LOS FUNDAMENTOS DE LA FILOSOFÍA MEDAVITA: UN MUNDO SIN RENUNCIAR A LA CALIDAD.

La naturaleza es un enigma. De un veneno se puede crear un antídoto, con una gota del extracto de una flor se puede curar, con dos gotas se puede matar. En las minúsculas hojas de las plantas se esconden poderes inmensos. Nuestro arte es encontrar estas fuerzas y ponerlas al servicio del bienestar del cabello. Son energías puras, anteriores a la química, que ayudan a combatir las anomalías del cuero cabelludo, a contrarrestar la caída del cabello y a garantizar el equilibrio entre la belleza y el bienestar. Fuerzas que solo las manos sabias de los maestros de laboratorio saben destilar y conservar, con sabiduría galénica y tecnología moderna.

Eficacia
farmacéutica

Eficacia demostrada.
¡Siempre!

Todos nuestros productos deben garantizar la máxima eficacia desde el principio, pero también deben respetar
la fisiología de la piel y del cabello. Con este propósito, cada uno de nuestros tratamientos para la piel y el cabello está compuesto por valores éticos, naturales y estrictamente renovables cuidadosamente seleccionados por nuestros laboratorios de investigación y desarrollo y sometidos en un segundo momento a rigurosos controles y pruebas de compatibilidad y eficacia realizadas en colaboración con centros de investigación científica y universidades.

Vocación
galénica

Ciencia que controla la naturaleza.
Con amor.

En cada uno de nuestros productos se integran perfectamente el método galénico y el criterio científico moderno. Desde que nació Medavita, hace 50 años, nunca hemos aceptado concesiones entre los resultados y lo natural. Privilegiamos los valores éticos, naturales y estrictamente renovables. Las plantas officinalis que componen nuestras fórmulas las buscamos en los rincones más recónditos del globo, para asegurarnos de que las mejores producciones confluyan en la mezcla: desde los valles de las tierras bearnesas hasta los bosques de Ceilán, desde las laderas del Fujiyama hasta los campos de la Martinica.
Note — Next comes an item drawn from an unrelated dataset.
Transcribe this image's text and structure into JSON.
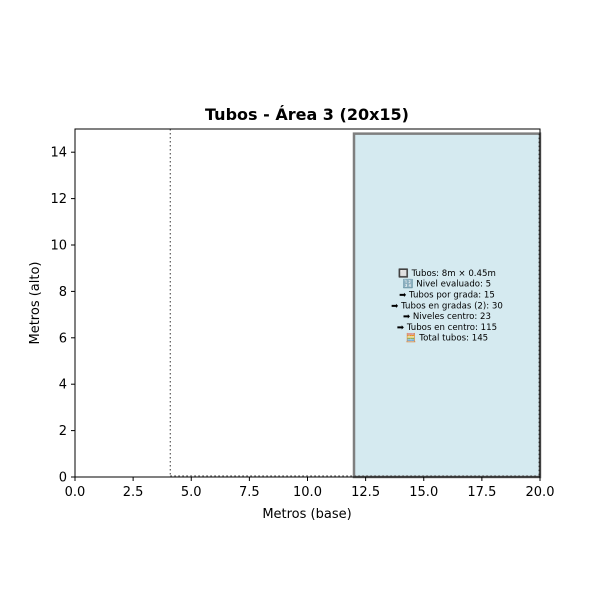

Después de tanto viaje, hoy nos enorgullece no figurar entre los que se han acercado a la cosmética «ecológica» solo ahora que está de moda, pues para nosotros lo «natural» ha sido siempre una constante.

1 Jengibre

Estimulante, revitalizante, planta herbácea perenne originaria del Extremo Oriente.

2 Menta

Planta herbácea perenne muy aromática. Ya conocida por los egipcios y por los romanos y utilizada como planta medicinal. En la medicina posee funciones estimulantes, antisépticas, tonificantes y refrescantes

3 Maíz

Protector, estructurador y antiestático, el maíz es una planta herbácea anual originaria de América Central. El almidón que se obtiene de él, una harina blanca, se utiliza en la cosmética para elaborar cremas y mascarillas emolientes y blanqueadoras.

4 Oliva

Emoliente, hidratante y nutritivo, el fruto de esta planta originaria del Cercano Oriente se utiliza desde la antigüedad tanto para la alimentación como para la hidratación de la piel. En la antigua Roma, los masajes con aceite de oliva se consideraban un “baño de juventud”.

mais

oliva

Implicación sensorial total

Nosotros experimentamos la realidad
a través de nuestros sentidos.

Quiere decir que percibimos las cosas que nos rodean con la vista, el olfato, el tacto, el oído y el gusto.
El lenguaje de los productos Medavita va dirigido directamente al lado emocional por su fuerza SENSORIAL, estimulando la “estructura básica” de la experiencia. De hecho, crean una imagen empezando por las percepciones olfativas, visuales y táctiles. Una magia tan grande que conlleva un universo de sensaciones y significados. Y el producto se transforma, en el salón de peluquería, en una experiencia exclusiva de belleza y bienestar.

Belleza
auténtica

El resultado será una belleza
real, consciente, auténtica.

El mundo de la belleza propone modelos de perfección “sin”: sin defectos, sin imperfecciones, sin edades. Es una extraña idea de la belleza, probablemente poco humana. Para nosotros la belleza es el resultado de los “con”. Una mujer es bella con sus complejidades, con sus años y con sus defectos. Lo importante es valorizarlos y transformarlos en características fascinantes.